Michael Hudson weeps and wails about household debt.

Household Debt Service Payments as a Percent of Disposable Personal Income, 1980-2020:
 



A large majority of the population are susceptable to emotional appeals and pretty much indifferent to facts or reality. And that certainly applies to the numerous articles advocating a debt jubilee: i.e. you only need to spin stories about impoverished households being up to their eyes in debt, and most people will back your debt jubilee proposals. After all, the word “debt” itself is an emotionally charged word.

A recent article by Michael Hudson and others falls into the latter “emotional” category. It’s entitled “It Is Time to Remove the Debt Barrier to Economic Growth.”

The second paragraph claims “….the indebtedness of the population means there is little discretionary income with which to drive the economy.” Now there’s just one teensy problem there, which is that one person’s spending must be someone else’s income. In the case of interest payments, interest payments by debtors must equal interest receipts by creditors (plus payments to staff at banks and similar which organise loans).
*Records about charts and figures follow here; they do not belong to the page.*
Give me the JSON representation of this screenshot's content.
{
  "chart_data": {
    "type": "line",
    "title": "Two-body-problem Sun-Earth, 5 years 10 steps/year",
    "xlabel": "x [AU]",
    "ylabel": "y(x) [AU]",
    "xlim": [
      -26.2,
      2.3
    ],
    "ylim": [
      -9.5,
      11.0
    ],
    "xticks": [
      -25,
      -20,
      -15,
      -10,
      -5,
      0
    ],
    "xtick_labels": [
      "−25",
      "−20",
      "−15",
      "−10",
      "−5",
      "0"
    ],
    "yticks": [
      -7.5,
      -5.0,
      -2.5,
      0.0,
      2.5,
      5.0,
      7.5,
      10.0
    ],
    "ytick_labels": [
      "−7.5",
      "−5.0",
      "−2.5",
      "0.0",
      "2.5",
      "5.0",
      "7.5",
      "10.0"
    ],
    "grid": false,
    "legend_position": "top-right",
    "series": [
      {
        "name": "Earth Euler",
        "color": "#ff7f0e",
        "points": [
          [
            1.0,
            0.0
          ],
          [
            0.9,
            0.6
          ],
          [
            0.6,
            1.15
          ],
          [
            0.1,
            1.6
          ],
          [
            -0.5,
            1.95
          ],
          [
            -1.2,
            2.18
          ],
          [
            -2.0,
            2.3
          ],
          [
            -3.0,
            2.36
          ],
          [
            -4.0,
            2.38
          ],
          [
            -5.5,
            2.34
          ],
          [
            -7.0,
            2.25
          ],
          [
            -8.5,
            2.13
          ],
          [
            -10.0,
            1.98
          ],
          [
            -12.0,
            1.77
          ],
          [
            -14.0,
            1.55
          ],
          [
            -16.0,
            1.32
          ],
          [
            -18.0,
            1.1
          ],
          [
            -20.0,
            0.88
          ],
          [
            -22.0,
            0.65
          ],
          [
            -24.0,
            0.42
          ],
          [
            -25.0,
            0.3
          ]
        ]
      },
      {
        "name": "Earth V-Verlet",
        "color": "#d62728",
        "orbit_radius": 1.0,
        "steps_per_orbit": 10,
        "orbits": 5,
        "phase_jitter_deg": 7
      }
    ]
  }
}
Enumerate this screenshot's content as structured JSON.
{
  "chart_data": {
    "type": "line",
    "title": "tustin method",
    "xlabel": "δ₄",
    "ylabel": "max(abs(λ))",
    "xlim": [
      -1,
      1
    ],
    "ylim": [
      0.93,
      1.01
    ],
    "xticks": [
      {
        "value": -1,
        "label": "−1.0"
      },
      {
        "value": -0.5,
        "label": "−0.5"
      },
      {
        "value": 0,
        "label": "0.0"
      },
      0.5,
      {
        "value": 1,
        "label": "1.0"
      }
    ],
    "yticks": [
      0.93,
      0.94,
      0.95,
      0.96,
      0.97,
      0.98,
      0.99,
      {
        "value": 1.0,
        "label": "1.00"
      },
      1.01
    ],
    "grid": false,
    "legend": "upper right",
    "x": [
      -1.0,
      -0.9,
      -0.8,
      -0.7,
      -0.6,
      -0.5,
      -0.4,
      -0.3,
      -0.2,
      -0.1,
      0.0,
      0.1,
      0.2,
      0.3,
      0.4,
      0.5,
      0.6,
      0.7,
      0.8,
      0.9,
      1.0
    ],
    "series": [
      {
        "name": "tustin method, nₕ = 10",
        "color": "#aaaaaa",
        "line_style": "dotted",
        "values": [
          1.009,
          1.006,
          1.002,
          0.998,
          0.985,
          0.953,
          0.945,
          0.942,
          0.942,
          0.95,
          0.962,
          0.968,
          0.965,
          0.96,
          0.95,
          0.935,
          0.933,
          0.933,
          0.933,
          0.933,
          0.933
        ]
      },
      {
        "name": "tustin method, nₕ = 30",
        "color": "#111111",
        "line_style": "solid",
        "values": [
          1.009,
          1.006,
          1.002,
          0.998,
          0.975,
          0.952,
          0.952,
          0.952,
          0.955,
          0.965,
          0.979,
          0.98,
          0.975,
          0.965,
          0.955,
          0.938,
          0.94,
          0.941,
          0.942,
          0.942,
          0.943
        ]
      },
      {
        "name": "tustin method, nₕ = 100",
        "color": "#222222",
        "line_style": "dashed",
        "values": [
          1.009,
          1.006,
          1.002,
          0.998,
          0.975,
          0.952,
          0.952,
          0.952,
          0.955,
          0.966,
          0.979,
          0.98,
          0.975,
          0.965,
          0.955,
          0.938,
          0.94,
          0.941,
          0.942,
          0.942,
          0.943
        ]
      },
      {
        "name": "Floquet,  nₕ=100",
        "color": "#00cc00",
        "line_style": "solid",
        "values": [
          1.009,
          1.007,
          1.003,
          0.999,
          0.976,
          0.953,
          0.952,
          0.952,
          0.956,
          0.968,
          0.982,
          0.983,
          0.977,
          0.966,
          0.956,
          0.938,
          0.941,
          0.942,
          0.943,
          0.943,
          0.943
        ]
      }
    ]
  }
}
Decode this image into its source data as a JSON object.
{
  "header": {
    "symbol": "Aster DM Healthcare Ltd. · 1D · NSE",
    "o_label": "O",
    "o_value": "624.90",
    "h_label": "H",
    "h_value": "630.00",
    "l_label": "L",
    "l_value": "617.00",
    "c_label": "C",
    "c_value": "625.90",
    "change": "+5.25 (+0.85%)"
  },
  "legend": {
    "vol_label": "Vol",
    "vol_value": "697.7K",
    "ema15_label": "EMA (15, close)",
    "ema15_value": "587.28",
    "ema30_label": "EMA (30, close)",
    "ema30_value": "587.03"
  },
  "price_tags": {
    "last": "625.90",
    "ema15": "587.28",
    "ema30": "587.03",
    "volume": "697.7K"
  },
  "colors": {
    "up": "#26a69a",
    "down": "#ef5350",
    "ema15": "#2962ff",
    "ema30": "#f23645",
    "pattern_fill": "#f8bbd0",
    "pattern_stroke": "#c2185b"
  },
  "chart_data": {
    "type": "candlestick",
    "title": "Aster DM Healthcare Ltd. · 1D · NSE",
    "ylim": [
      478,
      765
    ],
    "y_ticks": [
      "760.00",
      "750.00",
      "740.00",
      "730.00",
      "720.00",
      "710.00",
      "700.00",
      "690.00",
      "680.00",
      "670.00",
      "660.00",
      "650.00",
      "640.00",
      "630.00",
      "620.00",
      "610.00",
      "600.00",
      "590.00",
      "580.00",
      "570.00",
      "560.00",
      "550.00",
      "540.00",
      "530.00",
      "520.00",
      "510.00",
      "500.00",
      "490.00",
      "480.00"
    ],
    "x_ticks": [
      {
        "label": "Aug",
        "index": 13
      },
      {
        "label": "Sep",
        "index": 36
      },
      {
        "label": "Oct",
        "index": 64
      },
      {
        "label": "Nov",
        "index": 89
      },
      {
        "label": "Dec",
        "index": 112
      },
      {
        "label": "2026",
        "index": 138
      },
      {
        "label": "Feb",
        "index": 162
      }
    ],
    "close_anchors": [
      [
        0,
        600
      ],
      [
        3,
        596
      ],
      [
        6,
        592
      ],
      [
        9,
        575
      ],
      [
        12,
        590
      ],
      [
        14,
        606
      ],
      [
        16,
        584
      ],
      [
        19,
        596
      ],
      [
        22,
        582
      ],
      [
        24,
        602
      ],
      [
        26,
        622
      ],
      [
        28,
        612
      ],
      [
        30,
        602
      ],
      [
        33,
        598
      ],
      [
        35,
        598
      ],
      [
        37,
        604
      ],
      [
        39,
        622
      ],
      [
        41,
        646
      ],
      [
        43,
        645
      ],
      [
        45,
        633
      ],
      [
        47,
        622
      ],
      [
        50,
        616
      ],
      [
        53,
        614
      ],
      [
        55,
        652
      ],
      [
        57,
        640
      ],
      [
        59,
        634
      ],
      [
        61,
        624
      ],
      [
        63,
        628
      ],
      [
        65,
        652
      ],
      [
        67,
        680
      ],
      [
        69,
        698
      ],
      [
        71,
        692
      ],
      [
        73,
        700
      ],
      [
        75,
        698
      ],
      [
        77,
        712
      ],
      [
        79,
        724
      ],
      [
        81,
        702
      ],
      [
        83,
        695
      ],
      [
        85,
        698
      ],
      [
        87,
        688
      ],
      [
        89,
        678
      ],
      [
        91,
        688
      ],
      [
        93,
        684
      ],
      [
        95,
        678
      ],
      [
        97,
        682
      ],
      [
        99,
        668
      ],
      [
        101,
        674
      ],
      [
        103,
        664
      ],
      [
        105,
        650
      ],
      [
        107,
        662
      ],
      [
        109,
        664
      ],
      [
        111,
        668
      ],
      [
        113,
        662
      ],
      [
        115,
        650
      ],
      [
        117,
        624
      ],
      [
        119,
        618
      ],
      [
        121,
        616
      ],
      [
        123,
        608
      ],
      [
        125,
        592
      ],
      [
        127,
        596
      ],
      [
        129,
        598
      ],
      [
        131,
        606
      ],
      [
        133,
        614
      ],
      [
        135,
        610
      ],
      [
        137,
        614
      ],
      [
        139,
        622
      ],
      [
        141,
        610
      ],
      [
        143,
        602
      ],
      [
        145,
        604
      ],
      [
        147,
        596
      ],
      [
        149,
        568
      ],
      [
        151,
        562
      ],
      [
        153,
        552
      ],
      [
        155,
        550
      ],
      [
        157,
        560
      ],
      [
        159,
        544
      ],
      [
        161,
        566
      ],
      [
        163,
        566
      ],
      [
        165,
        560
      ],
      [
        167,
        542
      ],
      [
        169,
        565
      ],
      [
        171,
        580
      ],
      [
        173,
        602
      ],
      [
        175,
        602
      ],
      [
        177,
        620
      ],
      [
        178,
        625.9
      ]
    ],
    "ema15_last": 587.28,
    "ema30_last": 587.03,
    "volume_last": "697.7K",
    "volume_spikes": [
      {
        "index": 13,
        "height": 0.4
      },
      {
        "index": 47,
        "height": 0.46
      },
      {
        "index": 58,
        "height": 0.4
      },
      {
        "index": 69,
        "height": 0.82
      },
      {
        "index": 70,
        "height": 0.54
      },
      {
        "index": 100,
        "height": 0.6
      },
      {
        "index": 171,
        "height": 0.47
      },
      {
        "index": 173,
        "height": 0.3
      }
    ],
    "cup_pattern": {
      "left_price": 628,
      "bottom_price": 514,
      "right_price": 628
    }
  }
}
It could of course be argued that total household spending by less well-off households is more sensitive to changes in their monthly outgoings than that of better off households, and hence that a rise in interest payments will cause a decline in aggregate demand. But Hudson & Co do not actually say that!

Moreover, if demand DOES FALL for the latter reason, there is no reason government and central bank can’t boost demand via the usual fiscal and/or monetary measures (e.g. Biden type stimulus cheques).

But in any case, the latter points are irrelevant because household debt service costs as a proportion of household income is at a record 40 year low as shown in the above chart..!!! But the later chart sets out a FACT, which as I said above is not something that is of much interest to many people.

 

 

2 comments:

  1. Ralph,
    John Cochran is still clueless about macroeconomics. See his back to 60s. Take the p*ss out of his blog, please.

    ReplyDelete
    Replies
    1. What "back to the 60s"?? I've been following Cochrane's blog for years and find abaout 95% of his stuff OK. I've known him make a few bad mistakes, but we all do that..!!!